Por Álvaro Cabezas / @AlvaroCabezasG
Haruki Murakami y Seiji Ozawa. Música, sólo música. Tusquets editores, Barcelona, 2020. Traducción del japonés de Fernando Cordobés y Yoko Ogihara.
Este libro, publicado originalmente en 2011 bajo el título Ozawa seiji-san to, ongaku ni tsuite hanashi o suru, se tradujo al inglés en noviembre de 2016 como Absolutely on Music: Conversations with Seiji Ozawa y ahora lo hace al español como Música, sólo música. Celebramos que, aunque sea casi una década después, los melómanos españoles hayamos podido disfrutar por fin con la combinación, por escrito, de la impecable y límpida escritura del sempiterno candidato al Nobel de literatura Haruki Murakami (Kioto, 1949) y de los conocimientos musicales del mejor director japonés de todos los tiempos Seiji Ozawa (Shenyang, 1935).

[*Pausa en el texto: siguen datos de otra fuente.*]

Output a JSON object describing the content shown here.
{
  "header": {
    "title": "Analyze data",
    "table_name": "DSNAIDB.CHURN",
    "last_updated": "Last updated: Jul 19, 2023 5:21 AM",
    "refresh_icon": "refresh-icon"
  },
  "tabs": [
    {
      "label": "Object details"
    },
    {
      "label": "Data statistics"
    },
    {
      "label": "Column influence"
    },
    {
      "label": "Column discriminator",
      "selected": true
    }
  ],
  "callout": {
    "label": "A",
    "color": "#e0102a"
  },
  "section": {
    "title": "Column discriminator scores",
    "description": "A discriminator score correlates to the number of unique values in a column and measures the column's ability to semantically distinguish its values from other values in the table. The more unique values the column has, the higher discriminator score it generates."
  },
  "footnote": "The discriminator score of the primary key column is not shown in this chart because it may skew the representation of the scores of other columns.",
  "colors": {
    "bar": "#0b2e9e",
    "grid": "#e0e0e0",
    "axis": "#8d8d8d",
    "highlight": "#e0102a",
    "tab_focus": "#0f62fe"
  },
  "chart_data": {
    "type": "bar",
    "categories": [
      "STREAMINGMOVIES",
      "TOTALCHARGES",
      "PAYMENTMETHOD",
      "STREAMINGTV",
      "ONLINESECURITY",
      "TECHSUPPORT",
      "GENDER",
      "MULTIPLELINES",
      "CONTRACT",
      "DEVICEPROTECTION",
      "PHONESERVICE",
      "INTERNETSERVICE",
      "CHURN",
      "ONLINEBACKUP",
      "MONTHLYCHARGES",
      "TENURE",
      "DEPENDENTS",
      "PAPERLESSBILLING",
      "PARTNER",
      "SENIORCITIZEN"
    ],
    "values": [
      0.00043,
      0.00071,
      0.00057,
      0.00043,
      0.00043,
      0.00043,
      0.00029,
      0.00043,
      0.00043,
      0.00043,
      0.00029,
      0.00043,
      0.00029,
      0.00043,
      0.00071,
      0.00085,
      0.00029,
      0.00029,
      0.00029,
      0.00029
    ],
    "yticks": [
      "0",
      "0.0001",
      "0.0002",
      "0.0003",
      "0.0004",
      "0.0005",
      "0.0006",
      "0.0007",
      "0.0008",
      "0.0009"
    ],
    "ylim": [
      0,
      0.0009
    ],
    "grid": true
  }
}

En un ejercicio de sinceridad y oportunidad factible para los grandes héroes literarios vivos de cada nación –poner negro sobre blanco su relación con otros agentes culturales no habituados a escribir sus memorias y que no lo harán si no se les brinda una oportunidad como esta–, el escritor japonés aprovechó el abrupto final que hubo de poner Ozawa a su apretada agenda internacional a finales de 2009 –cuando se le diagnosticó un cáncer de esófago que le obligó a someterse a una dura operación en enero de 2010 y a realizar una rehabilitación que prácticamente dura hasta hoy–, para entrevistarlo, preguntarle por sus recuerdos y relaciones con importantes músicos y orquestas del mundo, pero, sobre todo, para comentar grabaciones de su predilección. Los encuentros tuvieron lugar en noviembre de 2010 y durante los meses de enero, febrero, marzo, junio y julio del año siguiente, entre Japón, Hawai y Suiza. Fueron grabados y fielmente transcritos, incluso con las acotaciones tan propias de las obras de teatro. Y, de la misma manera, fueron inteligentemente orientados por Murakami con objeto de centrar los recuerdos y los temas de conversación a tratar.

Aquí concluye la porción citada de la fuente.